Et passerait pour un assassin,

Ce qui n’était pas du tout son destin.

En plus de ce souci, elle devait retrouver son chemin,

Et ce brouillard de larmes

Qui dans ses pupilles avait pris les armes

Ne l'aidait point,

Alors qu'elle avait bien pris soin,

Pour retrouver son chemin,

Sans avoir à passer par quatre chemins,

De laisser des traces de pas

Qui avaient dû être effacées par ceux d'un chat.

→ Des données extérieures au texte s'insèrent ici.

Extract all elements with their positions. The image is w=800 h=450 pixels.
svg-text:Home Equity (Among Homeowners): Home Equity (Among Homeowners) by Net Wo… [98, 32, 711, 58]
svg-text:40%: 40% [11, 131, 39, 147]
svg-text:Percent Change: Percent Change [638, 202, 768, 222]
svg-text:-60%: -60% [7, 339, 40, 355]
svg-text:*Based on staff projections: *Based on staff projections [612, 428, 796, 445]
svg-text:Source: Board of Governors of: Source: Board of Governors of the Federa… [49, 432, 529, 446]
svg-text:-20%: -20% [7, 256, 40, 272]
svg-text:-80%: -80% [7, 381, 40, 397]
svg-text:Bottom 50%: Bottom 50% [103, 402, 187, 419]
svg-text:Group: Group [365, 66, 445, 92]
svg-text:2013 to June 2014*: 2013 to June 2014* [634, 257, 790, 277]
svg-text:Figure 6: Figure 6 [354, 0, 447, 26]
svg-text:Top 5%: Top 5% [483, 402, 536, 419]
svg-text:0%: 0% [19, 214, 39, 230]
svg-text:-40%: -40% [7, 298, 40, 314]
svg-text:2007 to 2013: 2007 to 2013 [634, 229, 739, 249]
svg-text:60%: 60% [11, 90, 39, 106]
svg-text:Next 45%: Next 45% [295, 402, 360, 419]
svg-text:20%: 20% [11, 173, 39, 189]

Heureusement, Latrisstèce avait encore sa mémoire

Qui l'a aidée à la ramener chez elle le soir

Sous un ciel sombre de cette nuit si noire.

 

-o-o-o-

 

Alors, là, sans crier gare

Ses yeux se mirent à déverser

Un torrent de larmes au goût bizarre,

Jusqu'à former une mare.

Elle pourrait dedans se jeter

Puisqu'elle ne voulait plus rêver.

Mais pour se tuer, quand on est belle,

Il faut trouver un moyen cruel.

Elle essaya le couteau

Qui ne voulut point entrer dans sa peau.

Elle pensa à la corde

Mais ne se sentait pas assez forte

Quand le noeud fut fait

Et que dedans elle s'était glissée.

Alors elle regarda par la fenêtre

Et voulut s'y jeter de tout son être.

Mais elle n'était pas assez haute,

Et risquait de se casser quelques côtes.

Ah, si les gens avaient l'esprit plus ouvert

Elle aurait pu s'acheter un revolver

Ou même le voler à un ami

Qui, s'il était vraiment gentil,

Le lui aurait prêté sans faire de commentaire.

Mais d'ami elle n'en avait point,

Et de revolver encore moins.

 

-o-o-o-

 

A ses goûts extravagants

Elle ne trouva point de solution

Et décida de résoudre la question

En semant ses idées au vent,

Et de se cacher au fond de son lit

Pour noyer, elle et ses lubies.

Au contact des draps colorés,

Elle sentit son corps se reposer,

Et la douce couverture en laine

Lui donna une expression plus sereine.

Elle ne dormit qu'un moment,

Qui lui parut une éternité pourtant,

Lui faisant oublier tous ses chagrins d'antan,

Pour ne lui promettre maintenant

Que des enchantements, dorénavant.

 

-:-:-:-

 

L'aube avec ses gouttes de rosée

Que pendant la nuit, sans vie

Elle avait recueillies au creux de son lit

Par sa fraîcheur, fit son effet.

Le matin ne trouva plus de blessures

Mais une Latrisstèce plus sûre

Qui avait oublié tous ses coups durs.

La plaie dans sa poitrine

Avait fait place à une île.

Elle avait accroché son coeur

Au bout des branches en fleurs,

Elle avait distribué ses pleurs

Aux innombrables petits oiseaux

Qui les ont emportés là haut, très haut.

Au bord d'une rivière

Où l'eau était très claire,

Elle avait jeté toutes ses misères.

Et depuis, ses yeux ont cessé de pleurer,

Ses larmes ne purent plus couler,

Car elle avait décidé de tout oublier.